The United Nations (UN) has accused South Sudanese rebels of violating a ceasefire by launching an offensive to recapture its former headquarters.
The attack on Nasir town was the "most serious resumption of hostilities" since May, the UN said.
The rebels said they had seized the town in an act of "self-defence". The government denied the town had fallen.
Fighting between government and rebel forces broke out in December, leaving more than a million homeless.
President Salva Kiir and rebel leader Riek Machar met in May and recommitted themselves to a ceasefire negotiated in January by regional leaders.

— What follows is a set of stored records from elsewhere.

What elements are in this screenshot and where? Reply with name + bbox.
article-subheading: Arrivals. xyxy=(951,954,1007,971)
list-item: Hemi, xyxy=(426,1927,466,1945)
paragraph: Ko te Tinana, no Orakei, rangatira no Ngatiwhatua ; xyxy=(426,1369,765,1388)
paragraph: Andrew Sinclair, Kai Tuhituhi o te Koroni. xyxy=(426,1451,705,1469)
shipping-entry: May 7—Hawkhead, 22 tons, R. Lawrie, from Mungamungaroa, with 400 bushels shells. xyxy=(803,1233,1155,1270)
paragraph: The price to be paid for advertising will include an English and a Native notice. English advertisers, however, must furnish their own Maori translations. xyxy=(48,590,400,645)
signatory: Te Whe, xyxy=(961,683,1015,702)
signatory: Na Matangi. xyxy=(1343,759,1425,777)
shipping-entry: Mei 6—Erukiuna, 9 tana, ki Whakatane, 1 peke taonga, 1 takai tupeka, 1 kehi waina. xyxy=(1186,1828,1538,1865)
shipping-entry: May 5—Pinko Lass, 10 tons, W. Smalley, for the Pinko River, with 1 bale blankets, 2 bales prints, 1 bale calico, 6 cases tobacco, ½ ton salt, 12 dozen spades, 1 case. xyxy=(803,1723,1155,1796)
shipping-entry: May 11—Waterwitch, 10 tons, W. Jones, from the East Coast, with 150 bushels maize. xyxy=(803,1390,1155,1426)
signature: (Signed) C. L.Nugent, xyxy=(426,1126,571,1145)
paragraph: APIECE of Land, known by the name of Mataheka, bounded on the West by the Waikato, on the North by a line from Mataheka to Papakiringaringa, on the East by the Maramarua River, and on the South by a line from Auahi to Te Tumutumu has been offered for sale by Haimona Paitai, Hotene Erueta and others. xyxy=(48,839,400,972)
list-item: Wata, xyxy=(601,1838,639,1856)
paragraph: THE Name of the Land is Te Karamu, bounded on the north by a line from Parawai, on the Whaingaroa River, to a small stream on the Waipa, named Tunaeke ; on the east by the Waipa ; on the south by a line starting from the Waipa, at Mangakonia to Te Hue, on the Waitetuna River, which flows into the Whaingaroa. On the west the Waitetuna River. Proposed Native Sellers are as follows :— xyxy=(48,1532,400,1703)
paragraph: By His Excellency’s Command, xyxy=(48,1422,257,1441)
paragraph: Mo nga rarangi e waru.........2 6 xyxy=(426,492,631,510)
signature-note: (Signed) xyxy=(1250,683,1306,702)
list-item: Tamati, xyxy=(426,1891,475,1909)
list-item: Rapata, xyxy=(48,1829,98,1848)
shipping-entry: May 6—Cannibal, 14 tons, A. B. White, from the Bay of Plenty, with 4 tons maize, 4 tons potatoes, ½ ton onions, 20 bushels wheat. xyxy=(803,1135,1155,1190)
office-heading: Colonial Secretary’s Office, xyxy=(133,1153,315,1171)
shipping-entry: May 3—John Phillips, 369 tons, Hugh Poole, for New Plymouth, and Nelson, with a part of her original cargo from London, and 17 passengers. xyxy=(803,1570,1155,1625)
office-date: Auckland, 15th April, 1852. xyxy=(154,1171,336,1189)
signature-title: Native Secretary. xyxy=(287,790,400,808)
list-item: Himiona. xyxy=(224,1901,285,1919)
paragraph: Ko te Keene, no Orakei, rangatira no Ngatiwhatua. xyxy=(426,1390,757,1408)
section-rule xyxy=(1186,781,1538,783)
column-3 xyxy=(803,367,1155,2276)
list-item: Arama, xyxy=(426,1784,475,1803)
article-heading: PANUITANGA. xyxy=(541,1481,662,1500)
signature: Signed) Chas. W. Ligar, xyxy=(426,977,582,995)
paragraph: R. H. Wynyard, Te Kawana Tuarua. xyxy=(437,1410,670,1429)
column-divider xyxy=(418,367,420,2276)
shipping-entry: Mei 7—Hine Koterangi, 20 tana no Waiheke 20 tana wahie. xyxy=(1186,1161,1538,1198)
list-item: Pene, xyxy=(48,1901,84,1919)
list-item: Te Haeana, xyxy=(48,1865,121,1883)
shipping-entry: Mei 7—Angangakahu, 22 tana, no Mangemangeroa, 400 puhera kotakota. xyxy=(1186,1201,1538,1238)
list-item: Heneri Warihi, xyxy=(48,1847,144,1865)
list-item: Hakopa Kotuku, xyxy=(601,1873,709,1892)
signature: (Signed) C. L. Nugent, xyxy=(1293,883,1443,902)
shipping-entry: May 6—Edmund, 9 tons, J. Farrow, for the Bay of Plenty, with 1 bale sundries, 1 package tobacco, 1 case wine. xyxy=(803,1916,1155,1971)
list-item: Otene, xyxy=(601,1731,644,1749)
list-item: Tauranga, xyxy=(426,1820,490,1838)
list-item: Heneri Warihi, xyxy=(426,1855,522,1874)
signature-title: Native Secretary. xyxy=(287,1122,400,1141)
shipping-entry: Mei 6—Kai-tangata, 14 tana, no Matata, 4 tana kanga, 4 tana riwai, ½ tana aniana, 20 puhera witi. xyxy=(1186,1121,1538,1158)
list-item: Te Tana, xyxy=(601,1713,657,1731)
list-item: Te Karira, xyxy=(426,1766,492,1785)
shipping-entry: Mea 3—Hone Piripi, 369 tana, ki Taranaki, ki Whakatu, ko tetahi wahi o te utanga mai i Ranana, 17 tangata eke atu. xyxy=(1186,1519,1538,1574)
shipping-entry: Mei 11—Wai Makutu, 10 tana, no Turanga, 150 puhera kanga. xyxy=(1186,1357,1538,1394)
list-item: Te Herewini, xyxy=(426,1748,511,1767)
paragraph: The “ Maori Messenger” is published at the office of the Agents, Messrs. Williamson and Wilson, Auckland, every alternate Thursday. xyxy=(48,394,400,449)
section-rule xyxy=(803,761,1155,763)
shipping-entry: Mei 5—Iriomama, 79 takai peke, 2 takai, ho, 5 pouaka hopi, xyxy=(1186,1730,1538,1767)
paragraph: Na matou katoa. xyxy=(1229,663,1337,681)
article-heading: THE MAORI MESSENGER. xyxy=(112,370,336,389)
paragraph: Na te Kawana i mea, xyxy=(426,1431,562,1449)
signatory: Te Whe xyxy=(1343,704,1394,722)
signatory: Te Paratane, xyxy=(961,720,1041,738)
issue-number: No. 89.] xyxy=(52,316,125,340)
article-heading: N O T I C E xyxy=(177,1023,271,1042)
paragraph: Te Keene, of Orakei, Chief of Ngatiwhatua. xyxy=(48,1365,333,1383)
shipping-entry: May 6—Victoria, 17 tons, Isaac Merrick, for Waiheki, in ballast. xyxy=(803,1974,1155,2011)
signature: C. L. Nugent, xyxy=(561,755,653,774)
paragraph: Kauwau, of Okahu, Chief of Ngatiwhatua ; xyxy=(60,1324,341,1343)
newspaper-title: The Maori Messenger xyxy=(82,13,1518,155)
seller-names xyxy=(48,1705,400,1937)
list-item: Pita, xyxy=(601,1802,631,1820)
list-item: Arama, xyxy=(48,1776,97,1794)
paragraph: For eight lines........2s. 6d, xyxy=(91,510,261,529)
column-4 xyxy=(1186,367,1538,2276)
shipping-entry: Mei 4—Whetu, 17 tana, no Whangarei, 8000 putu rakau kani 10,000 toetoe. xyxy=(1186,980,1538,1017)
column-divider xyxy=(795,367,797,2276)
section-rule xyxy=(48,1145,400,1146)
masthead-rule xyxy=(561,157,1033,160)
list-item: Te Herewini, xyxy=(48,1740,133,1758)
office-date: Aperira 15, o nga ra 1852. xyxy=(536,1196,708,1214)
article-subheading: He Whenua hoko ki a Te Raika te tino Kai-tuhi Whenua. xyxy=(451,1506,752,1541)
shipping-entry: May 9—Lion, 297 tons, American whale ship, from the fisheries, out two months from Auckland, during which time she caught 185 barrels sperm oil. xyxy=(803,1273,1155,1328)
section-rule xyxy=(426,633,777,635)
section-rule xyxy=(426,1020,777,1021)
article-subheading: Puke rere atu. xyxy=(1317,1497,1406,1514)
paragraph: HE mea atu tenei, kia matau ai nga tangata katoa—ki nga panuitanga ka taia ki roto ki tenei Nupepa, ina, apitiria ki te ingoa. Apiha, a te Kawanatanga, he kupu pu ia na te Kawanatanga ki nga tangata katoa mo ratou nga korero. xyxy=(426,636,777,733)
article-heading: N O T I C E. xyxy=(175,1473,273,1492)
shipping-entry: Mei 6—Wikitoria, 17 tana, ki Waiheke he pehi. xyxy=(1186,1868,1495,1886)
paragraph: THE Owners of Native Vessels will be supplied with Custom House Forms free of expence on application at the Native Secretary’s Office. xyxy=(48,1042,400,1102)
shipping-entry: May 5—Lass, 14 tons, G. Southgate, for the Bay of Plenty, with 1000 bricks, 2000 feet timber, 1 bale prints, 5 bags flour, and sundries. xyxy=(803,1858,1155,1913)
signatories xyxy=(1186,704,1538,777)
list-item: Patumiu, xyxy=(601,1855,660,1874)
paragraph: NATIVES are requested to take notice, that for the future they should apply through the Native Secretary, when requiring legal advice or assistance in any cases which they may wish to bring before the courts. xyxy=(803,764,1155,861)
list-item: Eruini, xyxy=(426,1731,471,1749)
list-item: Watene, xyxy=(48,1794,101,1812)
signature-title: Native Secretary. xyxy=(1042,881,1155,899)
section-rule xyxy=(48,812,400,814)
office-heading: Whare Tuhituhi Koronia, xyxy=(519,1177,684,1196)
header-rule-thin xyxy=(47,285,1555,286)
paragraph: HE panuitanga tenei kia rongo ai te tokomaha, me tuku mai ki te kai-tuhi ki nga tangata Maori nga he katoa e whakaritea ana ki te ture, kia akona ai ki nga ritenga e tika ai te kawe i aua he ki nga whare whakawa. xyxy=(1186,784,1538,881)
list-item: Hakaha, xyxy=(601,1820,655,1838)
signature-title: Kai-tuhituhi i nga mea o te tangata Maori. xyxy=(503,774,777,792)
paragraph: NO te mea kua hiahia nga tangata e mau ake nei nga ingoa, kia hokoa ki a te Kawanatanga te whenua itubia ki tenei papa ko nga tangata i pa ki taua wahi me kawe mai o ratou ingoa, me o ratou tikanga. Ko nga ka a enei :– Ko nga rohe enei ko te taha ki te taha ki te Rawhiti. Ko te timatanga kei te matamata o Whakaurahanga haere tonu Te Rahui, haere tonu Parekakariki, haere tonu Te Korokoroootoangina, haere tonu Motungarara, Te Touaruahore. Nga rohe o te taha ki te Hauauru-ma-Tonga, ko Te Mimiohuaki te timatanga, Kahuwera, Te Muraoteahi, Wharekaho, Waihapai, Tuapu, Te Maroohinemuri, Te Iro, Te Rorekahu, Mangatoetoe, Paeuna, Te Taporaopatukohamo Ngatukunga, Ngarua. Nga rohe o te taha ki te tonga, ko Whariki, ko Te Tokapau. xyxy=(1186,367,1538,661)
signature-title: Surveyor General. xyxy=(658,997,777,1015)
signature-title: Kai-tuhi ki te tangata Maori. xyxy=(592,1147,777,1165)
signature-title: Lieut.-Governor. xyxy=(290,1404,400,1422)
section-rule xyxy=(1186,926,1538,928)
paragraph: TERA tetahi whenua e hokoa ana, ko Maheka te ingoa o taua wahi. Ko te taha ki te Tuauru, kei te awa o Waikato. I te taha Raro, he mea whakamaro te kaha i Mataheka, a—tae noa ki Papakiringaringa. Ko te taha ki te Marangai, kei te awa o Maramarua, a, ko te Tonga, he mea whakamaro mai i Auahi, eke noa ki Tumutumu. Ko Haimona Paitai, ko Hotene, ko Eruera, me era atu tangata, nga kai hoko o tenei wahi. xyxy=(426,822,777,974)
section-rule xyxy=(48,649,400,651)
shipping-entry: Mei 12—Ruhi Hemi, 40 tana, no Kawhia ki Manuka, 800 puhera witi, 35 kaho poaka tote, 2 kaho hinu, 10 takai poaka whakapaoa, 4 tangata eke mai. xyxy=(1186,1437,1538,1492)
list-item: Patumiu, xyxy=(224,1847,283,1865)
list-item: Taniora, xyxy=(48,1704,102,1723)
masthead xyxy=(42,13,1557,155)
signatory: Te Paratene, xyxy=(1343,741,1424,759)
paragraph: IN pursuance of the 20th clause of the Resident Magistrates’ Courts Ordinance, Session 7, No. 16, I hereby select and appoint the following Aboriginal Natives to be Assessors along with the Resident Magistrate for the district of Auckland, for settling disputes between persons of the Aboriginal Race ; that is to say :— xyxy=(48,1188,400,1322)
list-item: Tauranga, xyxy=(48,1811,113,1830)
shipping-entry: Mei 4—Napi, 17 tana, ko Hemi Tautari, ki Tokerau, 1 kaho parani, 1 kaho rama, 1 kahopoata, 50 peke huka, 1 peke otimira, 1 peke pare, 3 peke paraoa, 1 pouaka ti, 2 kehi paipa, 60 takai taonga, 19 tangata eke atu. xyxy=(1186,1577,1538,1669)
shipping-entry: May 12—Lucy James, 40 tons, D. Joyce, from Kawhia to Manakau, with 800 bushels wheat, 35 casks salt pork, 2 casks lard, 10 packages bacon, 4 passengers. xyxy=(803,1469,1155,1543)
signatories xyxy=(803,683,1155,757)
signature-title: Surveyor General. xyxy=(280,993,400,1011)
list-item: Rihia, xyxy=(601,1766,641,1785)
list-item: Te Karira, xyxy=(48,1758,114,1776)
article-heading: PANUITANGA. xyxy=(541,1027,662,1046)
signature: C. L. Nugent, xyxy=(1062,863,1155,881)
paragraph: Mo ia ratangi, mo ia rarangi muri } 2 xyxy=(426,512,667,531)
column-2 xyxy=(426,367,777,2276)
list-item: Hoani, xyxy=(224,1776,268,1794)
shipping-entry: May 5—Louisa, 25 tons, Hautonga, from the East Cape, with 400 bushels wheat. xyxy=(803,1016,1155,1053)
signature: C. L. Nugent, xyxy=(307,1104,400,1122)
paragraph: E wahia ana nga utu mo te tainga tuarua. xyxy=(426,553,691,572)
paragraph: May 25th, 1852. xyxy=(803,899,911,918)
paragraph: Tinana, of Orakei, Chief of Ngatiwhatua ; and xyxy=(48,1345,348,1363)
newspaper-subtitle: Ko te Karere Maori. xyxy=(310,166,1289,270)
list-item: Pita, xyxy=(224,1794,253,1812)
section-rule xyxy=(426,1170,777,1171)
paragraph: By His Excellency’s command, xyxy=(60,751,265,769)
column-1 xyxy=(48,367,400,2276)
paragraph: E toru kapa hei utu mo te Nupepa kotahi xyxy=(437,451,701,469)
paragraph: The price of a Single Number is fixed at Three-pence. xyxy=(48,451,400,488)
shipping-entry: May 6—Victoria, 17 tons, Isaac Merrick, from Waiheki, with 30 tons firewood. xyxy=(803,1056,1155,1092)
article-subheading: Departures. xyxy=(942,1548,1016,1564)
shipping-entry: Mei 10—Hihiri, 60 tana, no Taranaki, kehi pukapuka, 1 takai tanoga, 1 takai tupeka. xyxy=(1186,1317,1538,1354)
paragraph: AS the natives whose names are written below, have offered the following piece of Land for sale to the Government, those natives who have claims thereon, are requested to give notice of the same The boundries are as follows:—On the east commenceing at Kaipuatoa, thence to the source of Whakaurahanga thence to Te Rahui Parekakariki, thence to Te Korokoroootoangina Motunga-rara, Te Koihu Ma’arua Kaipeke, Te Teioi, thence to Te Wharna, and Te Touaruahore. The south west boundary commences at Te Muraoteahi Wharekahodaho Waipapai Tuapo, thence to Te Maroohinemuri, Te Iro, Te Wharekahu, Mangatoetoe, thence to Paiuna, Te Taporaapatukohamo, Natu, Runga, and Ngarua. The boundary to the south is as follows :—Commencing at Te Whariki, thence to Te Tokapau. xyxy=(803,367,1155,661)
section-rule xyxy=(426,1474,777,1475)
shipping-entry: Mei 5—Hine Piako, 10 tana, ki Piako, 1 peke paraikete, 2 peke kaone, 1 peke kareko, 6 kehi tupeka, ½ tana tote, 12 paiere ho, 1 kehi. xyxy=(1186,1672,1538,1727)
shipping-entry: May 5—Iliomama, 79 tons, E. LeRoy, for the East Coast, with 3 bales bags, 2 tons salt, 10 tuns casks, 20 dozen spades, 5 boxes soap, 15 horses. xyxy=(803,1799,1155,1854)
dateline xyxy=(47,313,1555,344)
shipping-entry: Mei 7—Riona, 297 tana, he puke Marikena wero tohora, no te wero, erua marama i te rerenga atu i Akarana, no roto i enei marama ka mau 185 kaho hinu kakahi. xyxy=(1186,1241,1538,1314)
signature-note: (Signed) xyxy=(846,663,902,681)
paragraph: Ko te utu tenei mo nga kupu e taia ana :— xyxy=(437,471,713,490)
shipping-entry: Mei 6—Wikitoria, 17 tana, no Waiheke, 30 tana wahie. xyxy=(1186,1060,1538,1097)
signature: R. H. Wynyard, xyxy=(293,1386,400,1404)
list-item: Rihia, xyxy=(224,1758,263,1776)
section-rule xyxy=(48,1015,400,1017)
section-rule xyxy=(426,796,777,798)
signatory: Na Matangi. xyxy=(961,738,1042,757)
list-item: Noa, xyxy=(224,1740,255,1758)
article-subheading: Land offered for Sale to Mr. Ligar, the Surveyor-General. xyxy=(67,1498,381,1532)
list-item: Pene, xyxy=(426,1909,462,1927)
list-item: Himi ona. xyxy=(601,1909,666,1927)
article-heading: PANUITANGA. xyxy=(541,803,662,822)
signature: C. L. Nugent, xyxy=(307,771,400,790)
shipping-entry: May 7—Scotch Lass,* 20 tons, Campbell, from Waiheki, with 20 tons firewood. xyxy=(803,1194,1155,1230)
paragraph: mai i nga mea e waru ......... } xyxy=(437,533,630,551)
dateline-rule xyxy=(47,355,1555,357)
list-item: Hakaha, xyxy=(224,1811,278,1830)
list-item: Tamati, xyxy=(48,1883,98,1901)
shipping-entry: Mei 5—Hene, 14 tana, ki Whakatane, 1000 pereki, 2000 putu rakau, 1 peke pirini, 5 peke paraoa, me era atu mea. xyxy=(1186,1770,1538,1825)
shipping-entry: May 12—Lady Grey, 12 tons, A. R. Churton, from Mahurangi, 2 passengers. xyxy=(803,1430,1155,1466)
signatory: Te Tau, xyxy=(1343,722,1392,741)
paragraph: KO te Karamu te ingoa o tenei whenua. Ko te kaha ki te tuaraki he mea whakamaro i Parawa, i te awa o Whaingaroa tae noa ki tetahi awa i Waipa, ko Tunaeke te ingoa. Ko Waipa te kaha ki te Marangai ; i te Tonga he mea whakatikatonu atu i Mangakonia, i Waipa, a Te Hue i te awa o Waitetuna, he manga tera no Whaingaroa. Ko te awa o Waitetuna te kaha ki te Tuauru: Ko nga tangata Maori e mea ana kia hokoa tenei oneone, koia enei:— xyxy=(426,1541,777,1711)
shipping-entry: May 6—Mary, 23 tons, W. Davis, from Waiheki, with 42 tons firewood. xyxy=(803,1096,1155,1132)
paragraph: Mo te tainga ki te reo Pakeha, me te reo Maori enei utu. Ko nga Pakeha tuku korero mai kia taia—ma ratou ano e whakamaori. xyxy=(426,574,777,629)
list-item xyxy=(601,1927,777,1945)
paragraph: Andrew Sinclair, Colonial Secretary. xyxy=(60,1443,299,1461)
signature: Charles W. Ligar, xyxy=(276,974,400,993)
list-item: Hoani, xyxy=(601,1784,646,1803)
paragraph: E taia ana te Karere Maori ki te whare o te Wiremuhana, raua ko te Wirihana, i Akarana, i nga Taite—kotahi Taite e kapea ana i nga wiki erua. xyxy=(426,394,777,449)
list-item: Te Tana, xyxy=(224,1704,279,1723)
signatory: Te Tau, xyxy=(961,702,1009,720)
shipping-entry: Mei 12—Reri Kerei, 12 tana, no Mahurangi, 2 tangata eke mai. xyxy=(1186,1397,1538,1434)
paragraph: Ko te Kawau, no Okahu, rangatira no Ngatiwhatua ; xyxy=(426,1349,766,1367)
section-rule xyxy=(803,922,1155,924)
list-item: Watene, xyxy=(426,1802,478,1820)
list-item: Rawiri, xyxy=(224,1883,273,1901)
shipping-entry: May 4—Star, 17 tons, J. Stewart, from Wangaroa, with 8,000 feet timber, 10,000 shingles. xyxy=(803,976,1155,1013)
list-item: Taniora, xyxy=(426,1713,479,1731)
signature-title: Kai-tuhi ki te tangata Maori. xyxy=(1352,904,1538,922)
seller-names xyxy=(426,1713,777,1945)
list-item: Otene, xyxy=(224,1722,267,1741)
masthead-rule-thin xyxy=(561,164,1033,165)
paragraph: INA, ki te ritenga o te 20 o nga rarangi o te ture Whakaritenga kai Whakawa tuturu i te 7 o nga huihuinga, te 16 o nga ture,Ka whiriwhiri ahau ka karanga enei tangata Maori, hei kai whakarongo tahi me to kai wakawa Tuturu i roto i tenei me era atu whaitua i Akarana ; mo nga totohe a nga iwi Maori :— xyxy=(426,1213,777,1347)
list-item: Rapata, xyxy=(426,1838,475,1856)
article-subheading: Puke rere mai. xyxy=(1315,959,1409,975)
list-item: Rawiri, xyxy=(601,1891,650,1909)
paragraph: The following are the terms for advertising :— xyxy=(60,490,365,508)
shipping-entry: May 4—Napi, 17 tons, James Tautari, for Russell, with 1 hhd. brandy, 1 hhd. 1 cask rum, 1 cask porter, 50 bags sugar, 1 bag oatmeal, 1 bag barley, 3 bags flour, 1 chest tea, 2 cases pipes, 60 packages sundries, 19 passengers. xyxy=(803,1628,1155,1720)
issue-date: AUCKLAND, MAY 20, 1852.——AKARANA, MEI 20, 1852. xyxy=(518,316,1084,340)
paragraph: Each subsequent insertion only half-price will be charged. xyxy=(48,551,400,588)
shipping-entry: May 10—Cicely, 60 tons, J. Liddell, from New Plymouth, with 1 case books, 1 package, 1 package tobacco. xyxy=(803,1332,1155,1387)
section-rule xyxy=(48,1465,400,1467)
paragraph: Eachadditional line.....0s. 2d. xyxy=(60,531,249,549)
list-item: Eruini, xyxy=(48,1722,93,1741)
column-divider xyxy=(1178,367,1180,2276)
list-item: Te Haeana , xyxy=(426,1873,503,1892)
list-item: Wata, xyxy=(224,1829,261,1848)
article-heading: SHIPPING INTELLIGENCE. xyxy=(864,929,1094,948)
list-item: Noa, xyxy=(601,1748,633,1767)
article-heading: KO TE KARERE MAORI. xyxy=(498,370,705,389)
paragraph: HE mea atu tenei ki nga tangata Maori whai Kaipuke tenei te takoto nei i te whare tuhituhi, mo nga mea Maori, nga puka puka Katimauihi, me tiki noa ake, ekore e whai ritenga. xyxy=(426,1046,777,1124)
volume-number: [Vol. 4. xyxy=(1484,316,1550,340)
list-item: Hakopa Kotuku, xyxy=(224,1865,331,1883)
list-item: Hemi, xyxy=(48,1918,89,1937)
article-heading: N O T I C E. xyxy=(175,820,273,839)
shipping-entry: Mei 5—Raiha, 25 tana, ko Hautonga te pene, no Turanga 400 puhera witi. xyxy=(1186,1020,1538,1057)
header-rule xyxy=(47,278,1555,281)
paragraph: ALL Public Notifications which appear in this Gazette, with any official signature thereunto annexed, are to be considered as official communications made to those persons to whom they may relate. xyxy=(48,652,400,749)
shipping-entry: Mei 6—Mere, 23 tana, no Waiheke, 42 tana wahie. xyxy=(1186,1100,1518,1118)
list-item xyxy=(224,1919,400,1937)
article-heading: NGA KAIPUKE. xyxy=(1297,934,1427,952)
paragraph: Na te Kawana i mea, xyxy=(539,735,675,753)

Rebel spokesman Lul Kuang said they launched an offensive because of several attempts by government forces to arrest their commander.
"The fall of Nasir now paves the way for military resources to be refocused on Poloich Oil Fields, Maban and Malakal," Mr Kuang said in a statement.
South Sudanese army spokesman Philip Aguer denied Nasir had fallen following clashes between the two sides.
"It is deplorable that this major attack comes at a time when intensive efforts are under way by mediators of the Intergovernmental Authority on Development (IGAD) to convince all parties to resume the suspended peace talks in Addis Ababa," Unmiss acting head Raisedon Zenenga said in the statement.
"The attack is a clear violation of the cessation of hostilities agreement," he added.
South Sudan is the world's newest state and became independent in 2011.
Conflict erupted in December after Mr Kiir accused Mr Machar, his sacked deputy, of plotting a coup.
Mr Machar denied the allegation, but then marshalled a rebel army to fight the government.
The UN has about 8,500 peacekeepers in South Sudan. They have struggled to contain the conflict.